AMPLIFIER CLASSES

If the title sounds like an invitation to go back to school you need to read the  which is right below this one.

 

As was explained previous post, an amplifier that is added on between a transmitter and the antenna is not necessarily a linear amplifier.  But there are a lot more amplifiers then just the ones added on after a transmitter to boost the power.   Amplifiers are the basic building blocks of analog electronics.

 

As stated the class of amplifier is determined by its level of bias.  The class A runs for 360º of every cycle.   That is to say when a cycle starts from zero then rises to the full plus voltage then drops back to zero followed by its negative swing back to zero is a full cycle and the class A amplifier is on with its output following through out the cycle.  The class A is the most linear but is the least efficient of the classes of amplifiers.

 

Efficiency is defined as the percentage of power output (AC/RF) to DC power input.  If you have an amplifier running on 100 volts with .1 amps DC then the amplifier is running with 10 watts input power.  If a wattmeter is placed on the output of that amplifier reads 2.5 watts then that amplifier has 25% efficiency which is about the maximum efficiency possible with a class A amplifier.

 

The efficiency can be increased by moving the bias up to cutoff and thus driving the amplifier to class B.  The class B amplifier runs for 180ºof every cycle.  The active amplifying device (Tube or Transistor) is on just half the time and off half the time during any cycle.  While the amplifier is linear as described in the last blog it will distort an audio signal because half of the cycle is cut off.  To compensate for this two tubes or transistors work together in such a way that while one device is off the other is on thus completing the cycle at the output.  This configuration is called push pull amplifiers.    The efficiency of the class B amplifier is raised to about 50%.  With no drive (input signal) the class B amplifier draws no current.

 

Because the active component is only operating 50% of the time it can run at higher power then it can in class A.  Though vacuum tube is ancient history it is easier, at least for this author, to use it to compare thus the 6C4 vacuum tube characteristics will be used for illustration.
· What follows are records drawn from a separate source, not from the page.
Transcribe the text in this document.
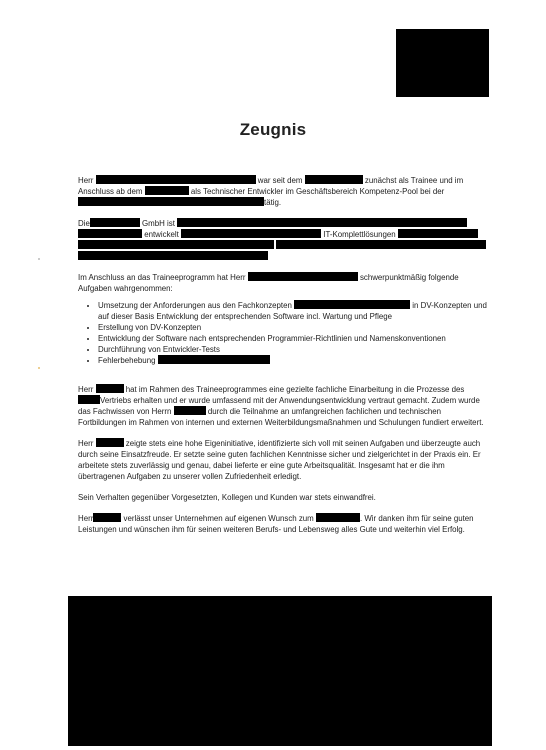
Zeugnis

Herr	war seit dem	zunächst als Trainee und im Anschluss ab dem	als Technischer Entwickler im Geschäftsbereich Kompetenz-Pool bei der tätig.

Die	GmbH ist
entwickelt	IT-Komplettlösungen

Im Anschluss an das Traineeprogramm hat Herr	schwerpunktmäßig folgende Aufgaben wahrgenommen:

• Umsetzung der Anforderungen aus den Fachkonzepten	in DV-Konzepten und auf dieser Basis Entwicklung der entsprechenden Software incl. Wartung und Pflege
• Erstellung von DV-Konzepten
• Entwicklung der Software nach entsprechenden Programmier-Richtlinien und Namenskonventionen
• Durchführung von Entwickler-Tests
• Fehlerbehebung

Herr	hat im Rahmen des Traineeprogrammes eine gezielte fachliche Einarbeitung in die Prozesse des Vertriebs erhalten und er wurde umfassend mit der Anwendungsentwicklung vertraut gemacht. Zudem wurde das Fachwissen von Herrn	durch die Teilnahme an umfangreichen fachlichen und technischen Fortbildungen im Rahmen von internen und externen Weiterbildungsmaßnahmen und Schulungen fundiert erweitert.

Herr	zeigte stets eine hohe Eigeninitiative, identifizierte sich voll mit seinen Aufgaben und überzeugte auch durch seine Einsatzfreude. Er setzte seine guten fachlichen Kenntnisse sicher und zielgerichtet in der Praxis ein. Er arbeitete stets zuverlässig und genau, dabei lieferte er eine gute Arbeitsqualität. Insgesamt hat er die ihm übertragenen Aufgaben zu unserer vollen Zufriedenheit erledigt.

Sein Verhalten gegenüber Vorgesetzten, Kollegen und Kunden war stets einwandfrei.

Herr	verlässt unser Unternehmen auf eigenen Wunsch zum	. Wir danken ihm für seine guten Leistungen und wünschen ihm für seinen weiteren Berufs- und Lebensweg alles Gute und weiterhin viel Erfolg.
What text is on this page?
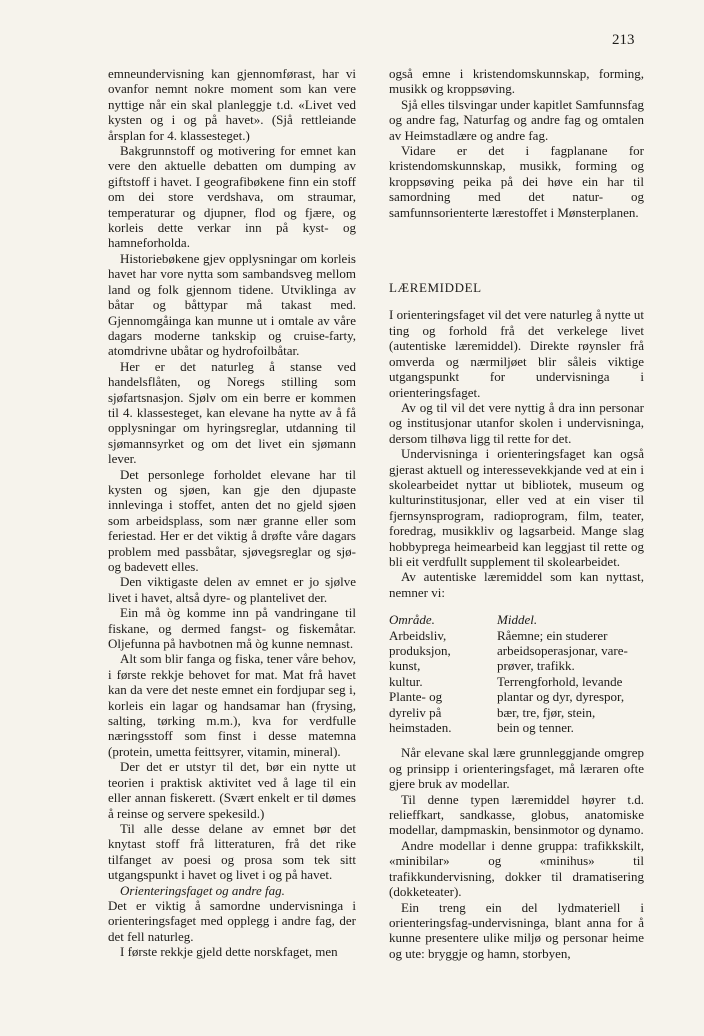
213

emneundervisning kan gjennomførast, har vi ovanfor nemnt nokre moment som kan vere nyttige når ein skal planleggje t.d. «Livet ved kysten og i og på havet». (Sjå rettleiande årsplan for 4. klassesteget.)

Bakgrunnstoff og motivering for emnet kan vere den aktuelle debatten om dumping av giftstoff i havet. I geografibøkene finn ein stoff om dei store verdshava, om straumar, temperaturar og djupner, flod og fjære, og korleis dette verkar inn på kyst- og hamneforholda.

Historiebøkene gjev opplysningar om korleis havet har vore nytta som sambandsveg mellom land og folk gjennom tidene. Utviklinga av båtar og båttypar må takast med. Gjennomgåinga kan munne ut i omtale av våre dagars moderne tankskip og cruise-farty, atomdrivne ubåtar og hydrofoilbåtar.

Her er det naturleg å stanse ved handelsflåten, og Noregs stilling som sjøfartsnasjon. Sjølv om ein berre er kommen til 4. klassesteget, kan elevane ha nytte av å få opplysningar om hyringsreglar, utdanning til sjømannsyrket og om det livet ein sjømann lever.

Det personlege forholdet elevane har til kysten og sjøen, kan gje den djupaste innlevinga i stoffet, anten det no gjeld sjøen som arbeidsplass, som nær granne eller som feriestad. Her er det viktig å drøfte våre dagars problem med passbåtar, sjøvegsreglar og sjø- og badevett elles.

Den viktigaste delen av emnet er jo sjølve livet i havet, altså dyre- og plantelivet der.

Ein må òg komme inn på vandringane til fiskane, og dermed fangst- og fiskemåtar. Oljefunna på havbotnen må òg kunne nemnast.

Alt som blir fanga og fiska, tener våre behov, i første rekkje behovet for mat. Mat frå havet kan da vere det neste emnet ein fordjupar seg i, korleis ein lagar og handsamar han (frysing, salting, tørking m.m.), kva for verdfulle næringsstoff som finst i desse matemna (protein, umetta feittsyrer, vitamin, mineral).

Der det er utstyr til det, bør ein nytte ut teorien i praktisk aktivitet ved å lage til ein eller annan fiskerett. (Svært enkelt er til dømes å reinse og servere spekesild.)

Til alle desse delane av emnet bør det knytast stoff frå litteraturen, frå det rike tilfanget av poesi og prosa som tek sitt utgangspunkt i havet og livet i og på havet.

Orienteringsfaget og andre fag.

Det er viktig å samordne undervisninga i orienteringsfaget med opplegg i andre fag, der det fell naturleg.

I første rekkje gjeld dette norskfaget, men

også emne i kristendomskunnskap, forming, musikk og kroppsøving.

Sjå elles tilsvingar under kapitlet Samfunnsfag og andre fag, Naturfag og andre fag og omtalen av Heimstadlære og andre fag.

Vidare er det i fagplanane for kristendomskunnskap, musikk, forming og kroppsøving peika på dei høve ein har til samordning med det natur- og samfunnsorienterte lærestoffet i Mønsterplanen.

LÆREMIDDEL

I orienteringsfaget vil det vere naturleg å nytte ut ting og forhold frå det verkelege livet (autentiske læremiddel). Direkte røynsler frå omverda og nærmiljøet blir såleis viktige utgangspunkt for undervisninga i orienteringsfaget.

Av og til vil det vere nyttig å dra inn personar og institusjonar utanfor skolen i undervisninga, dersom tilhøva ligg til rette for det.

Undervisninga i orienteringsfaget kan også gjerast aktuell og interessevekkjande ved at ein i skolearbeidet nyttar ut bibliotek, museum og kulturinstitusjonar, eller ved at ein viser til fjernsynsprogram, radioprogram, film, teater, foredrag, musikkliv og lagsarbeid. Mange slag hobbyprega heimearbeid kan leggjast til rette og bli eit verdfullt supplement til skolearbeidet.

Av autentiske læremiddel som kan nyttast, nemner vi:

Område.
Arbeidsliv,
produksjon,
kunst,
kultur.
Plante- og
dyreliv på
heimstaden.
Middel.
Råemne; ein studerer
arbeidsoperasjonar, vare-
prøver, trafikk.
Terrengforhold, levande
plantar og dyr, dyrespor,
bær, tre, fjør, stein,
bein og tenner.

Når elevane skal lære grunnleggjande omgrep og prinsipp i orienteringsfaget, må læraren ofte gjere bruk av modellar.

Til denne typen læremiddel høyrer t.d. relieffkart, sandkasse, globus, anatomiske modellar, dampmaskin, bensinmotor og dynamo.

Andre modellar i denne gruppa: trafikkskilt, «minibilar» og «minihus» til trafikkundervisning, dokker til dramatisering (dokketeater).

Ein treng ein del lydmateriell i orienteringsfag-undervisninga, blant anna for å kunne presentere ulike miljø og personar heime og ute: bryggje og hamn, storbyen,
The reason for using this tube is because it was a popular tube for use for both audio and RF and the needed information was readily available from the RCA Receiving Tube Manual.  When run in class A configuration the maximum DC input, using the recommended 100 volts plate voltage, is 1.1 watts thus about .28 watts out.  When used for class B operation it could be run at about 2.2 watts DC input, if the plate voltage remained at 100 volts (Class B in vacuum tube operation can be operated at a higher voltage which allowed it to be operated at an even higher power range.)  The power output in class B would be about 1.1 watts (that is per tube so if push pull is used the output of the whole amplifier could be about 2.2 watts.)  A significant increase over what it was capable of in class A.

 

The class AB amplifier must also be used in push pull when operated at audio frequencies.  When driven with a small signal the AB amplifier, which is biased so the active device is not in cutoff, will actually run as a class A amplifier.  When driven with a large enough signal this amplifier go beyond cutoff level thus running less the 360º but more then 180º.

 

The benefit of an AB configuration over an A is the AB has better efficiency (more then 25% but less then 50%).  The little 6C4 would be able to have a DC input of about 1.65 watts with an output power per tube of about .58 watts.

 

Now the class C amplifier is, of course, biased well beyond cutoff so it operates for less then 180º.  The operating time, though it varies some, is more in the range of 45º or less.  If a signal is of to low a level it will not be sufficient to drive a class C amplifier so there will be no output, there will also be no DC current, until it is increased to a sufficient level to overcome the bias and drive the amplifier into conduction.  In the case of the 6C4 it would only be conducting during the positive peaks of the signal.  If the signal was small enough the output could be less then the input but as the signal is increased the output will increase in a non linear manor.  If you double the drive the output will be well more then double.  The class C amplifier will run at 75 to 90 percent efficiency.   It can also be run at higher power so the 6C4, using the same voltage as before, can not run about 4 watts and have an output of above 3 watts.  When operating in class C the 6C4 can safely be operated with 300 volts plate voltage at .025 amps which equals 7.5 watts DC input.  That means it can have an output of around 6 watts or more.

 

A class C amplifier puts out a full sign wave even though it is only conducting on a single peak.  While a vacuum tube that would be only on during the positive peaks transistors may turn of during the positive or the negative peak depending on the type of transistor.